Mayor Eric Adams has announced the city’s plan to close both the Asylum Seeker Arrival Center and Humanitarian Emergency Response and Relief Center located at The Roosevelt Hotel in midtown Manhattan by June 2025. More than 173,000 of the 232,000 migrant arrivals since May 2023 have been processed through the hotel, where the city officials connected migrants with services including work authorization and asylum case management.
“While we’re not done caring for those who come into our care,” Adams said in a statement, “today marks another milestone in demonstrating the immense progress we have achieved in turning the corner on an unprecedented international humanitarian effort.” There are around 45,000 migrants in the city’s care as of January 2025, down from 69,000 the previous year, staying in 182 migrant shelters across the city, down from a peak of 219.
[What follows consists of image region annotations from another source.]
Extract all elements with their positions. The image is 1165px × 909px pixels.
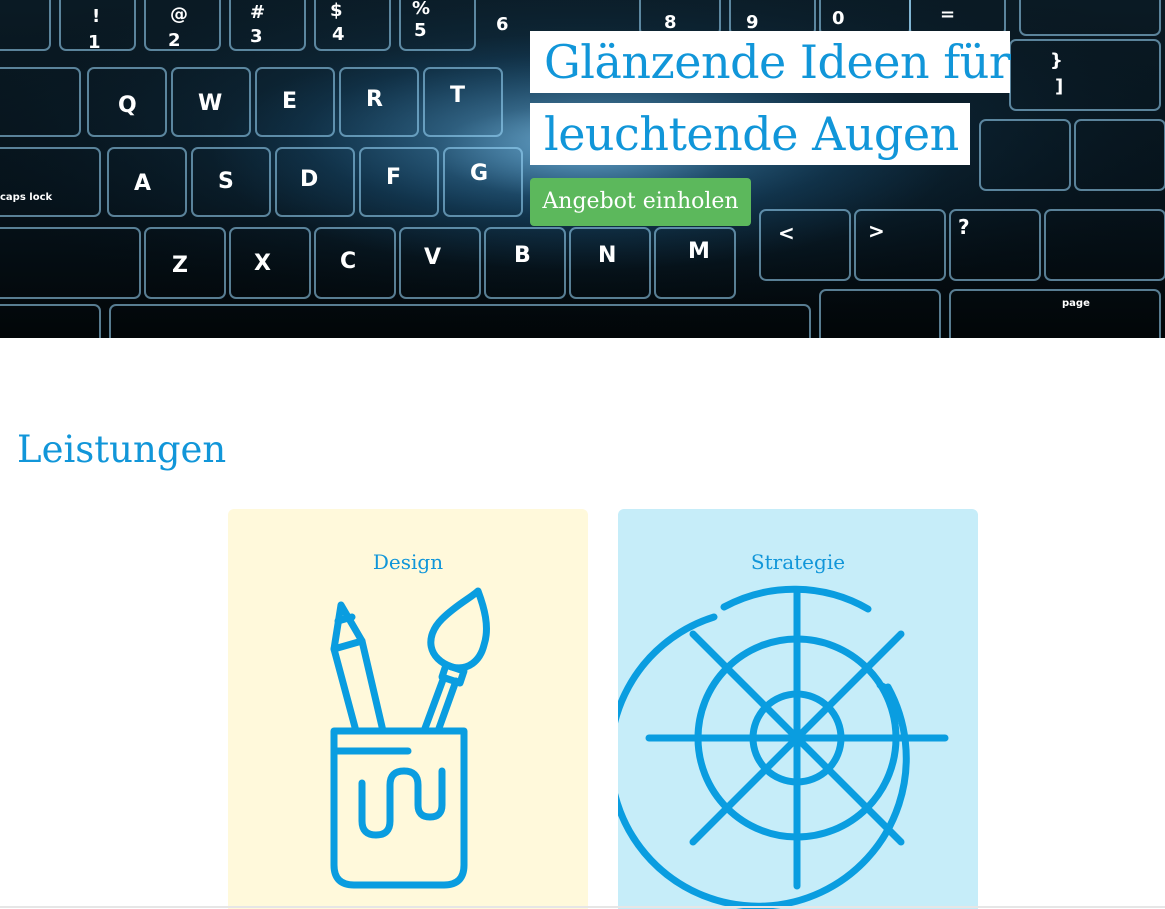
svg-text:#: #	[250, 2, 265, 23]
svg-text:3: 3	[250, 26, 263, 47]
target-radar-icon	[618, 585, 949, 909]
svg-text:]: ]	[1055, 76, 1063, 97]
svg-text:4: 4	[332, 24, 345, 45]
svg-text:E: E	[282, 89, 297, 114]
hero-headline-line2: leuchtende Augen	[530, 103, 970, 165]
svg-text:8: 8	[664, 12, 677, 33]
svg-text:@: @	[170, 4, 188, 25]
hero-banner: ! 1 @ 2 # 3 $ 4 % 5 6 8 9 0 = Q W E R T …	[0, 0, 1165, 338]
svg-text:!: !	[92, 6, 100, 27]
svg-text:R: R	[366, 87, 383, 112]
svg-text:page: page	[1062, 298, 1090, 309]
svg-text:%: %	[412, 0, 430, 19]
svg-text:5: 5	[414, 20, 427, 41]
svg-text:?: ?	[958, 215, 970, 239]
service-card-strategy[interactable]: Strategie	[618, 509, 978, 909]
svg-text:T: T	[450, 83, 465, 108]
hero-headline-line1: Glänzende Ideen für	[530, 31, 1011, 93]
svg-text:N: N	[598, 243, 616, 268]
svg-text:caps lock: caps lock	[0, 192, 52, 203]
svg-text:M: M	[688, 239, 710, 264]
svg-text:6: 6	[496, 14, 509, 35]
svg-text:S: S	[218, 169, 234, 194]
svg-text:9: 9	[746, 12, 759, 33]
svg-text:$: $	[330, 0, 343, 21]
get-quote-button[interactable]: Angebot einholen	[530, 178, 751, 226]
svg-text:=: =	[940, 4, 955, 25]
svg-text:0: 0	[832, 8, 845, 29]
svg-text:A: A	[134, 171, 151, 196]
svg-text:V: V	[424, 245, 441, 270]
svg-text:}: }	[1050, 50, 1063, 71]
svg-text:<: <	[778, 221, 795, 245]
svg-text:C: C	[340, 249, 356, 274]
svg-text:X: X	[254, 251, 271, 276]
svg-text:Z: Z	[172, 253, 188, 278]
svg-text:W: W	[198, 91, 222, 116]
service-card-design[interactable]: Design	[228, 509, 588, 909]
svg-text:Q: Q	[118, 93, 137, 118]
svg-text:>: >	[868, 219, 885, 243]
svg-text:B: B	[514, 243, 531, 268]
section-title-services: Leistungen	[17, 428, 227, 471]
svg-text:F: F	[386, 165, 401, 190]
svg-text:G: G	[470, 161, 488, 186]
svg-text:2: 2	[168, 30, 181, 51]
svg-text:D: D	[300, 167, 318, 192]
brush-pencil-cup-icon	[330, 587, 490, 889]
svg-text:1: 1	[88, 32, 101, 53]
The announcement is part of a broader push from the Adams administration to close 53 other migrant shelters by June as well. The roughly 2,000-bed tent camp for migrants at Floyd Bennett Field in Brooklyn was dismantled by city workers in January, while another on Randall’s Island with 3,000 beds will be removed by the end of the month. While many sites are closing, new ones are also to take in those moved from other facilities. A 2,200-bed shelter being built in the South Bronx is meant to take in single men from the Randall’s Island tent shelter after it closes, much to the chagrin of local officials. “You’re just dumping everything that’s bad into the South Bronx, and it is wrong,” City Councilmember Rafael Salamanca Jr. told Gothamist last month concerning the plan, as his district is already home to 60 shelters serving non-migrant homeless people.
The news of the closures also comes at a particularly contentious time for the Adams administration regarding immigration policy. The mayor is broadly believed to have arranged a quid pro quo with the Trump administration, whereby he has allegedly agreed to go along with the president’s mass deportation policy in exchange for the federal corruption charges against him being dropped. Seven federal prosecutors in New York and Washington, D.C. have resigned over the move, and four of the Adams’ deputy mayors – key officials in any mayoral administration – have announced their desire to leave City Hall as well over the alleged deal, expecting to leave by the end of March as Adams finds replacements.
A joint statement from the deputy mayors stated that they were stepping down “to stay faithful to the oaths [they] swore to New Yorkers and [their] families.” One of the officials is Deputy Mayor for Health and Human Services Anne Williams-Isom, who has led the city’s response in addressing the migrant crisis. While Williams-Isom had previously stated the city’s goal was to eventually house migrants through the Department of Homeless Services without using resources from other city agencies, the tens of thousands of migrants in the city’s care are well beyond the roughly 1,000 beds at DHS’s disposal.